Mary Margaret Ellison (’22) is a sports reporter for KALB-TV (NBC) in Alexandria, Louisiana. The Easley, SC native dreamed of being a sportscaster when she was young. She spent her years at NGU bouncing between various on-air and production roles in the School of Communication, NGU Athletics, and freelance media and internship work across upstate South Carolina.

“I’m getting to do things I never thought I would. I get to cover LSU…I get to cover the Saints…I’ve always wanted to be a sports reporter and being able to live this dream…It allows me to dream bigger and see where I can go next,” Ellison said.

Kasie Thomas

One state away, Ellison’s North Greenville University classmate Kasie Thomas (’22) is also living her version of the dream, but on the sidelines of Ole Miss, Jackson State and dozens of high schools and arenas in the competitive sports scene of Jackson, Mississippi.  

Thomas, originally from Wetumpka, Alabama, is a weekend sports anchor and reporter for WLBT-TV (NBC) in Jackson, responsible for producing and presenting highlights through the busiest parts of the sports week and covering individual athlete stories the rest of the time. Shortly after graduating, Thomas said she knew she’d arrived as a professional journalist when she attended SEC Media Days in Atlanta the summer before the fall football season.

“I’m interviewing coaches that I saw on TV growing up. I’m standing in front of these people. They’re looking me in my eyes, and I’m like ‘What?…This is crazy.  I can’t believe I get to do this’…it was so exciting,” Thomas said.

Both Thomas and Ellison were part of the School of Communication’s Broadcast Journalism class their senior year, fall of 2021, producing weekly stories and newscasts for Vision TV online.

“The TV news students do it all–pitching stories, shooting video and interviews, writing scripts, editing video and producing and presenting a live broadcast every week. It’s demanding,” said Dr. Randall E. King, Associate Dean for the School of Communication.

“But it’s also incredibly rewarding to see them put a newscast together. Five students made it through to the end of the semester and five–100 percent of them–landed full-time jobs in broadcast news after graduation.
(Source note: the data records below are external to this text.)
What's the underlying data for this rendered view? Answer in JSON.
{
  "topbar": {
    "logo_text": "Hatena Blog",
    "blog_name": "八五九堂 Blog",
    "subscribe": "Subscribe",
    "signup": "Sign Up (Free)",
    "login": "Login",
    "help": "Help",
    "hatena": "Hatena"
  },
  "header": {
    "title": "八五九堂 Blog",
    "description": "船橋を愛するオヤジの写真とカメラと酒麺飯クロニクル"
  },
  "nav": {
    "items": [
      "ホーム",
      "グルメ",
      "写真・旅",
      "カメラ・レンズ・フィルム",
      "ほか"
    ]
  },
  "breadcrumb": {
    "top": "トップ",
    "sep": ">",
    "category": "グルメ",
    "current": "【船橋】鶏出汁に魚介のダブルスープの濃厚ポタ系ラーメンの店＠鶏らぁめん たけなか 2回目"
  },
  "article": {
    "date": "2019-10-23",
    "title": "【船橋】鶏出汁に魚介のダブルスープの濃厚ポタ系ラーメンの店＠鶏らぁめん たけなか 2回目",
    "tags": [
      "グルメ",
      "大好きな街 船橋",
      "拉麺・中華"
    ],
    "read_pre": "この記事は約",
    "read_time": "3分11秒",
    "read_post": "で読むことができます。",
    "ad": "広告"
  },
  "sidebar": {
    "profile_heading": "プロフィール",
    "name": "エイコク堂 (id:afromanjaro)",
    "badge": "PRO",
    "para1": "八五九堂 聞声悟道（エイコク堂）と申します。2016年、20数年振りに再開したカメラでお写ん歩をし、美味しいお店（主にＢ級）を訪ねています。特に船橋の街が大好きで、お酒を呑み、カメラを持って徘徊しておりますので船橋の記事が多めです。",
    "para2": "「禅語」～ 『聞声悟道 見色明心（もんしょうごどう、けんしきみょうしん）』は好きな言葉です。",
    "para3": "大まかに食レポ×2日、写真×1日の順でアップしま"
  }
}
And they’re in good company because we have many more School of Comm alumni working in local media all over the southeast,” King said.
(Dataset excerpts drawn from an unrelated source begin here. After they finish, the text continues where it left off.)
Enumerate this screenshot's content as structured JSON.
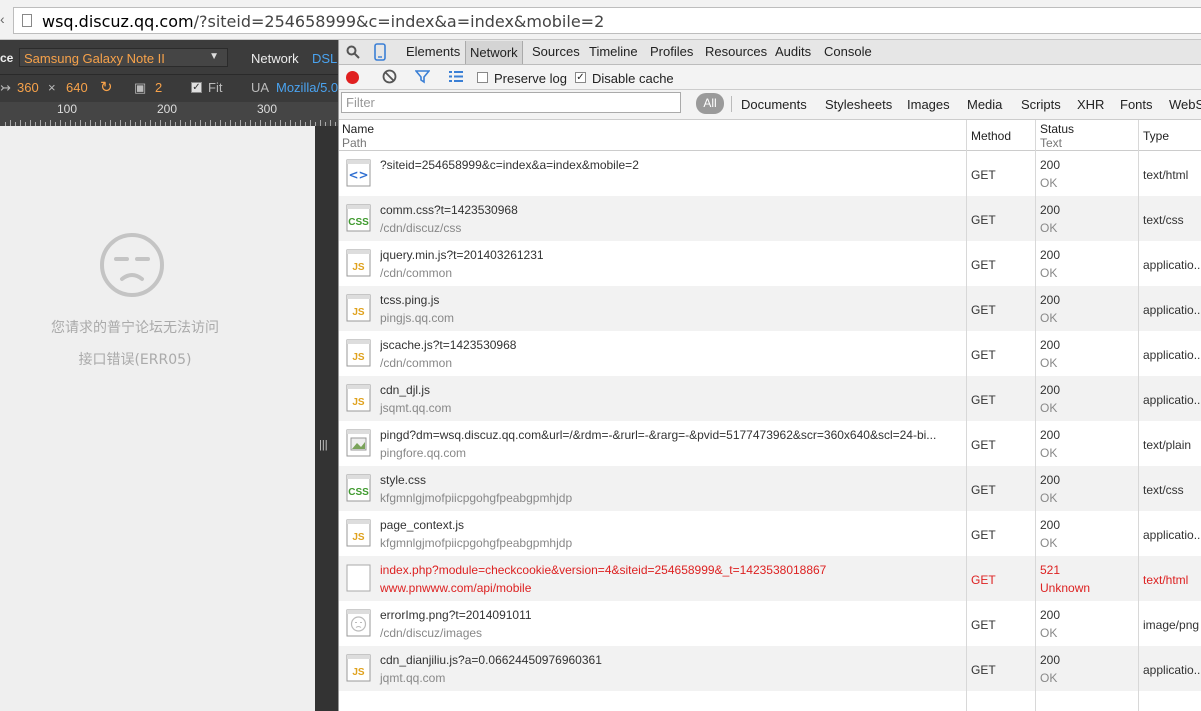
{
  "address_bar": {
    "url_host": "wsq.discuz.qq.com",
    "url_rest": "/?siteid=254658999&c=index&a=index&mobile=2"
  },
  "emulation": {
    "device_label_prefix": "ce",
    "device_name": "Samsung Galaxy Note II",
    "network_label": "Network",
    "network_value": "DSL",
    "width": "360",
    "times": "×",
    "height": "640",
    "scale": "2",
    "fit_label": "Fit",
    "ua_label": "UA",
    "ua_value": "Mozilla/5.0",
    "ruler_ticks": [
      "100",
      "200",
      "300"
    ]
  },
  "page": {
    "message": "您请求的普宁论坛无法访问",
    "error": "接口错误(ERR05)"
  },
  "devtools": {
    "tabs": [
      "Elements",
      "Network",
      "Sources",
      "Timeline",
      "Profiles",
      "Resources",
      "Audits",
      "Console"
    ],
    "active_tab": "Network",
    "toolbar": {
      "preserve_log": "Preserve log",
      "disable_cache": "Disable cache"
    },
    "filter": {
      "placeholder": "Filter",
      "all": "All",
      "types": [
        "Documents",
        "Stylesheets",
        "Images",
        "Media",
        "Scripts",
        "XHR",
        "Fonts",
        "WebS"
      ]
    },
    "columns": {
      "name": "Name",
      "path": "Path",
      "method": "Method",
      "status": "Status",
      "text": "Text",
      "type": "Type"
    },
    "requests": [
      {
        "name": "?siteid=254658999&c=index&a=index&mobile=2",
        "path": "",
        "method": "GET",
        "status": "200",
        "text": "OK",
        "type": "text/html",
        "icon": "html-document-icon",
        "error": false
      },
      {
        "name": "comm.css?t=1423530968",
        "path": "/cdn/discuz/css",
        "method": "GET",
        "status": "200",
        "text": "OK",
        "type": "text/css",
        "icon": "css-file-icon",
        "error": false
      },
      {
        "name": "jquery.min.js?t=201403261231",
        "path": "/cdn/common",
        "method": "GET",
        "status": "200",
        "text": "OK",
        "type": "applicatio...",
        "icon": "js-file-icon",
        "error": false
      },
      {
        "name": "tcss.ping.js",
        "path": "pingjs.qq.com",
        "method": "GET",
        "status": "200",
        "text": "OK",
        "type": "applicatio...",
        "icon": "js-file-icon",
        "error": false
      },
      {
        "name": "jscache.js?t=1423530968",
        "path": "/cdn/common",
        "method": "GET",
        "status": "200",
        "text": "OK",
        "type": "applicatio...",
        "icon": "js-file-icon",
        "error": false
      },
      {
        "name": "cdn_djl.js",
        "path": "jsqmt.qq.com",
        "method": "GET",
        "status": "200",
        "text": "OK",
        "type": "applicatio...",
        "icon": "js-file-icon",
        "error": false
      },
      {
        "name": "pingd?dm=wsq.discuz.qq.com&url=/&rdm=-&rurl=-&rarg=-&pvid=5177473962&scr=360x640&scl=24-bi...",
        "path": "pingfore.qq.com",
        "method": "GET",
        "status": "200",
        "text": "OK",
        "type": "text/plain",
        "icon": "image-file-icon",
        "error": false
      },
      {
        "name": "style.css",
        "path": "kfgmnlgjmofpiicpgohgfpeabgpmhjdp",
        "method": "GET",
        "status": "200",
        "text": "OK",
        "type": "text/css",
        "icon": "css-file-icon",
        "error": false
      },
      {
        "name": "page_context.js",
        "path": "kfgmnlgjmofpiicpgohgfpeabgpmhjdp",
        "method": "GET",
        "status": "200",
        "text": "OK",
        "type": "applicatio...",
        "icon": "js-file-icon",
        "error": false
      },
      {
        "name": "index.php?module=checkcookie&version=4&siteid=254658999&_t=1423538018867",
        "path": "www.pnwww.com/api/mobile",
        "method": "GET",
        "status": "521",
        "text": "Unknown",
        "type": "text/html",
        "icon": "blank-file-icon",
        "error": true
      },
      {
        "name": "errorImg.png?t=2014091011",
        "path": "/cdn/discuz/images",
        "method": "GET",
        "status": "200",
        "text": "OK",
        "type": "image/png",
        "icon": "image-thumbnail-icon",
        "error": false
      },
      {
        "name": "cdn_dianjiliu.js?a=0.06624450976960361",
        "path": "jqmt.qq.com",
        "method": "GET",
        "status": "200",
        "text": "OK",
        "type": "applicatio...",
        "icon": "js-file-icon",
        "error": false
      }
    ]
  },
  "colors": {
    "error": "#dd2222",
    "accent_orange": "#f7a24a",
    "accent_blue": "#4aa3f0",
    "record": "#e02020"
  }
}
Thomas, who admitted the class was a struggle at times, said she is still grateful for her experiences. “As much as I hated having a package (TV news story) every single week, the repetition really helps…making sure you’re writing, having all your scripts…it truly helps because now I do that every day.”
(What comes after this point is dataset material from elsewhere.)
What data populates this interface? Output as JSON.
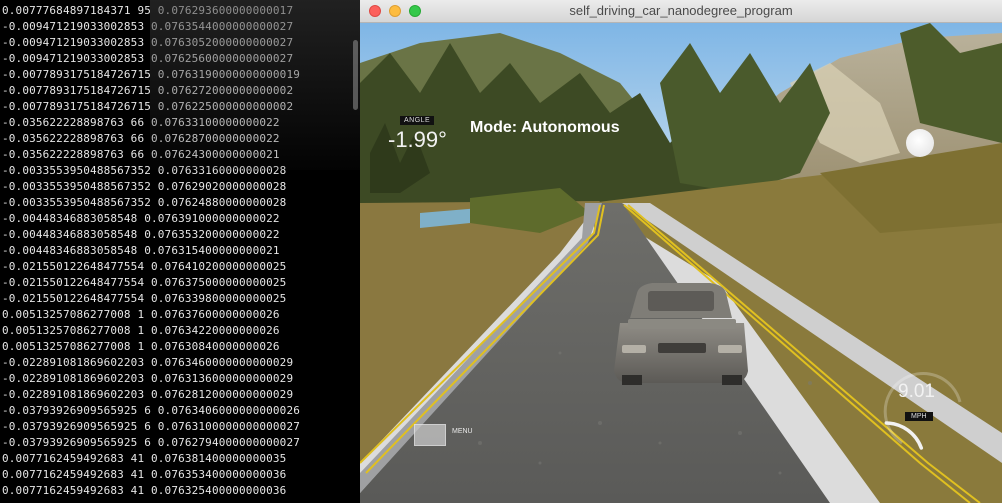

Both young professionals credit NGU with helping them grow in more ways than just media skills. They say their faith in God sustains them in the pressure-filled work environments.

“You can feel the Lord everywhere…North Greenville in general…and being able to be there and feel the Lord’s presence there…and seeing Christ work in me and transferring that to them is probably the best part,” Ellison said.

“Through North Greenville, I became stronger in my faith, and that translated into my job, without even thinking about it—trust God, have faith in what He’s doing and His plan,” Thomas said.

Although they get to work on some of the biggest stages in college and professional sports, Thomas and Ellison say they enjoy reporting the smaller stories the most, featuring high school athletes who compete for the love of the game, their families and communities.

“Mary Margaret and Kasie represent what we hope for all of our communication students–to fall in love with telling stories and connecting with the people behind those stories. That’s how they become transformational leaders in their world – one person, one story at a time,” King said.